The testbench execution flow is the following:

  1. The virtual AXI Lite master loads $APP.instr_mem.bin in the instruction memory
  2. The virtual AXI Lite master loads $APP.data_mem.bin in the data memory
  3. (in parallel to 1. and 2.) The virtual wide AXI master loads a parametrizable number of bytes with random content in the activation memory
  4. The testbench sends an interrupt to the Snitch core, which starts fetching from the instruction memory
  5. While Wakelet runs, the testbench polls the exposed EOC register to detect the end of the software run
  6. Finally, the testbench receives the return value and can launch another execution or terminate the simulation

Such a configuration can be used to seamlessly simulate also ASIC implementations of Wakelet top-level.

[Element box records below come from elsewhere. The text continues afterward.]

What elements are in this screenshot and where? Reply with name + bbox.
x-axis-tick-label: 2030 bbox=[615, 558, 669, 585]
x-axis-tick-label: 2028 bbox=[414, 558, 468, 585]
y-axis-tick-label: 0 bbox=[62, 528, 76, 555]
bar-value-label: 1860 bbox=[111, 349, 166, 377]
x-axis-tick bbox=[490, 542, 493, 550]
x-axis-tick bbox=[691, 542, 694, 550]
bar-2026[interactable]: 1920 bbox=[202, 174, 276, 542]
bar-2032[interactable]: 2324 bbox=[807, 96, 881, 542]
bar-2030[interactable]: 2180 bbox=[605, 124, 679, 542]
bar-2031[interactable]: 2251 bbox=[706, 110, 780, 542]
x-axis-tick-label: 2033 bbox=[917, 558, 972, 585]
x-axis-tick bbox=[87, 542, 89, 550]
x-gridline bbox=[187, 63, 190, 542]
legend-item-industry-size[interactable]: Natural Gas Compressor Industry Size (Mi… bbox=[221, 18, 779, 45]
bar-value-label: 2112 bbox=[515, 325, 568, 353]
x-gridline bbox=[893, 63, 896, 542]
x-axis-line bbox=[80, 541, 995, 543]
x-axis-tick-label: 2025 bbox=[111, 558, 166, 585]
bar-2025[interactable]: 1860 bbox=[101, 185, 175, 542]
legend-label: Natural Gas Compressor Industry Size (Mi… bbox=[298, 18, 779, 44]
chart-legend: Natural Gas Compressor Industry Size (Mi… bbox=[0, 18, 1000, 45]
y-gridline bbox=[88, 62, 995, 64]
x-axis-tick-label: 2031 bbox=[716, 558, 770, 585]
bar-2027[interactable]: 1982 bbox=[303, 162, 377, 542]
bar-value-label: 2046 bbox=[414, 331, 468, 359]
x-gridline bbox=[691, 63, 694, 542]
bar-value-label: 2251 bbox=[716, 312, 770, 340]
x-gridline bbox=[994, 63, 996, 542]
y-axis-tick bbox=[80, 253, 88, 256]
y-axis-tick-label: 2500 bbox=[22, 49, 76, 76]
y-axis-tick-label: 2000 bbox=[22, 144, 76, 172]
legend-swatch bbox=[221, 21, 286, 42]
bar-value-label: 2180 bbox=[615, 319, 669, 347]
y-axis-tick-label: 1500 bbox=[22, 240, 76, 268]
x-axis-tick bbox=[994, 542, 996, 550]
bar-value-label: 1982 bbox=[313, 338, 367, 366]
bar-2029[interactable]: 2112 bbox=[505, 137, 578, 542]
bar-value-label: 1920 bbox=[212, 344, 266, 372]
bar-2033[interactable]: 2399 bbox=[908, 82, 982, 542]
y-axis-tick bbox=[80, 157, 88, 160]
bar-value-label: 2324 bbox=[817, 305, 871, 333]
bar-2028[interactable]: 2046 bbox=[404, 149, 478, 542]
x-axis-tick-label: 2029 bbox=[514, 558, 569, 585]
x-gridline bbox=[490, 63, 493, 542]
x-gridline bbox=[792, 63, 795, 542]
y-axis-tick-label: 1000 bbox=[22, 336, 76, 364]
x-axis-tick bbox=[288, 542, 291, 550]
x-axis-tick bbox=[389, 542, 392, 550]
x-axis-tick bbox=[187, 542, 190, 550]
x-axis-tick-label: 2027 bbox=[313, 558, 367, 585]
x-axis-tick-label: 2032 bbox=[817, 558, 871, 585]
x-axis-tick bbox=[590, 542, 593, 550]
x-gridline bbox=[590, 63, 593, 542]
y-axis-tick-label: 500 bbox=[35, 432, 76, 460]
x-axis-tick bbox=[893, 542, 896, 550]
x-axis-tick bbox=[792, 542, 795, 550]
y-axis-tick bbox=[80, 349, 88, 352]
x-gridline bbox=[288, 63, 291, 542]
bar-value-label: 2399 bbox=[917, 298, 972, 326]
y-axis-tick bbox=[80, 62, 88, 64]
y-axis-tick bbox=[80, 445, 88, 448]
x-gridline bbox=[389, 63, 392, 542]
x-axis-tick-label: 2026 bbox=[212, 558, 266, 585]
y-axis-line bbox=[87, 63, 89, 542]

The execution flow of Wakelet is the following:

  1. Just after the reset is deasserted, the Snitch core boots at the first address of the bootrom
  2. The code in the bootrom initializes Snitch's register file, enable the local Machine External interrupt, and goes into wfi
  3. When Snitch receives a meip interrupt, it jumps to the first instruction loaded in the instruction memory, starting the execution of the crt0
  4. crt0 initializes stack and global pointer, resets the .bss section of the data memory, and calls main
  5. The user-defined app is executed and, when main returns, crt0 stores the return value in the end-of-computation (EOC) CSR, signalling the end of the execution
  6. Finally, Snitch jumps again to the beginning of the bootrom, resetting the register file and going again into a wfi

License

Unless specified otherwise in the respective file headers, all code checked into this repository is made available under a permissive license. All hardware sources and tool scripts (all files under the directories hw, target, test, unless otherwise specified in their headers) are licensed under the Solderpad Hardware License 0.51 (see LICENSE.solderpad) or compatible licenses.

All software sources (all files under the directories sw, utils, unless otherwise specified in their headers) are licensed under Apache 2.0 (see LICENSE.apache).